Il complesso è costituito da un teatro per concerti, un auditorium, dei giardini paesaggistici, un mercato culturale con negozi al dettaglio, ristoranti di lusso e un centro d’arte per produzioni musicali, teatrali e operistiche.

Un opulente e sofisticato gioiello

L’opulenza si respira in ogni aspetto: la profusione di marmi pregiati sia all’esterno e all’interno dell’edificio è solo una delle componenti di un così sofisticato gioiello.

Una acustica straordinaria. Un organo a canne movibile che è il secondo più grande al mondo.

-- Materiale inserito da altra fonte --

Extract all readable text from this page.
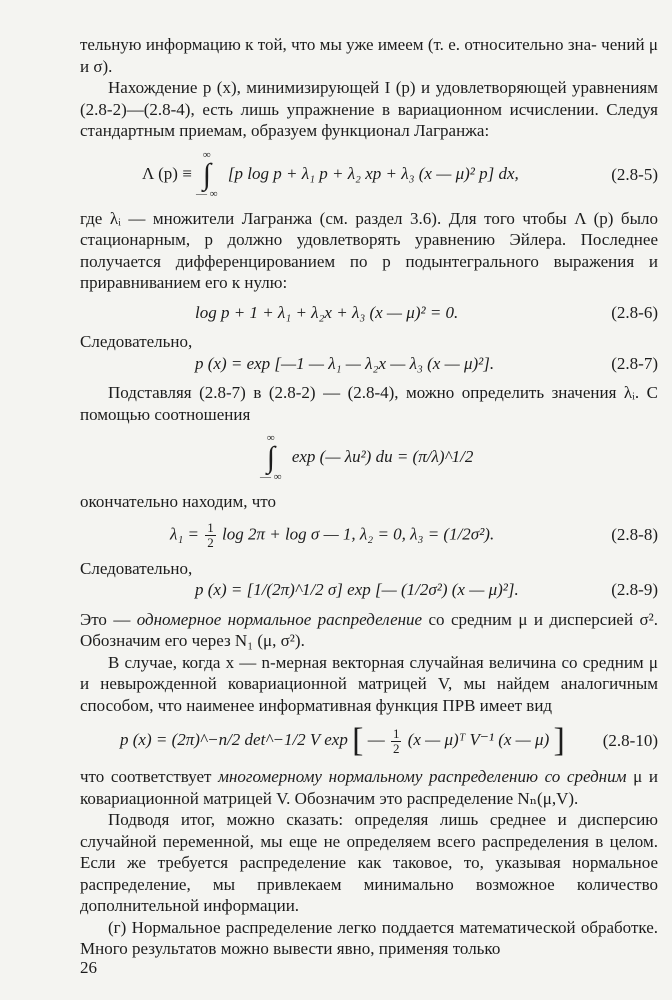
тельную информацию к той, что мы уже имеем (т. е. относительно зна- чений μ и σ).

Нахождение p (x), минимизирующей I (p) и удовлетворяющей уравнениям (2.8-2)—(2.8-4), есть лишь упражнение в вариационном исчислении. Следуя стандартным приемам, образуем функционал Лагранжа:

Λ (p) ≡
∞
∫
— ∞
[p log p + λ₁ p + λ₂ xp + λ₃ (x — μ)² p] dx,	(2.8-5)

где λᵢ — множители Лагранжа (см. раздел 3.6). Для того чтобы Λ (p) было стационарным, p должно удовлетворять уравнению Эйлера. Последнее получается дифференцированием по p подынтегрального выражения и приравниванием его к нулю:

log p + 1 + λ₁ + λ₂x + λ₃ (x — μ)² = 0.	(2.8-6)

Следовательно,

p (x) = exp [—1 — λ₁ — λ₂x — λ₃ (x — μ)²].	(2.8-7)

Подставляя (2.8-7) в (2.8-2) — (2.8-4), можно определить значения λᵢ. С помощью соотношения

∞
∫
— ∞
exp (— λu²) du = (π/λ)^1/2

окончательно находим, что

$\lambda_1 = \frac{1}{2}$ log 2π + log σ — 1, λ₂ = 0, λ₃ = (1/2σ²).	(2.8-8)

Следовательно,

p (x) = [1/(2π)^1/2 σ] exp [— (1/2σ²) (x — μ)²].	(2.8-9)

Это — одномерное нормальное распределение со средним μ и дисперсией σ². Обозначим его через N₁ (μ, σ²).

В случае, когда x — n-мерная векторная случайная величина со средним μ и невырожденной ковариационной матрицей V, мы найдем аналогичным способом, что наименее информативная функция ПРВ имеет вид

p (x) = (2π)^−n/2 det^−1/2 V exp [ — $\frac{1}{2} (x$ — μ)ᵀ V⁻¹ (x — μ) ]	(2.8-10)

что соответствует многомерному нормальному распределению со средним μ и ковариационной матрицей V. Обозначим это распределение Nₙ(μ,V).

Подводя итог, можно сказать: определяя лишь среднее и дисперсию случайной переменной, мы еще не определяем всего распределения в целом. Если же требуется распределение как таковое, то, указывая нормальное распределение, мы привлекаем минимально возможное количество дополнительной информации.

(г) Нормальное распределение легко поддается математической обработке. Много результатов можно вывести явно, применяя только

26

Una sofistica soluzione ingegneristica che fa scomparire alcune delle logge e delle prime file di sedie quando serve più spazio per l’orchestra.

Esempio di apertura alle culture del mondo da parte di un paese arabo

Ma a colpire di più, specie il turista occidentale inevitabilmente lambito dai riflessi dei pregiudizi contro la supposta, indistinta, cultura araba e musulmana, è la logica che ha portato Al Qaboos a creare questo centro di cultura.

Come ti spiegano i giovani Omaniti che accompagnano i visitatori del teatro, peraltro con un inglese perfetto anche nella ricchezza delle sfumature del linguaggio, lo scopo è stato quello di consentire agli Omaniti di usufruire di tutte le diverse forme di espressione musicale che possono essere rappresentate provenienti da qualsiasi parte del mondo.

Musica come modo di aprirsi al mondo nelle sue diverse forme. Certo hanno giocato la passione di Al Qaboos per la musica e la sua formazione londinese. Va rimarcato che l’insegnamento che ne ha tratto è che la diversità, a partire dalla musica, è una ricchezza che va condivisa con il suo popolo.

In altri paesi arabi e musulmani le cose sono ben diverse. Constatare questa diversità aiutare a superare tanti pregiudizi nei confronti di culture che è sciocco considerare come un tutt’uno perdendone di vista le differenze.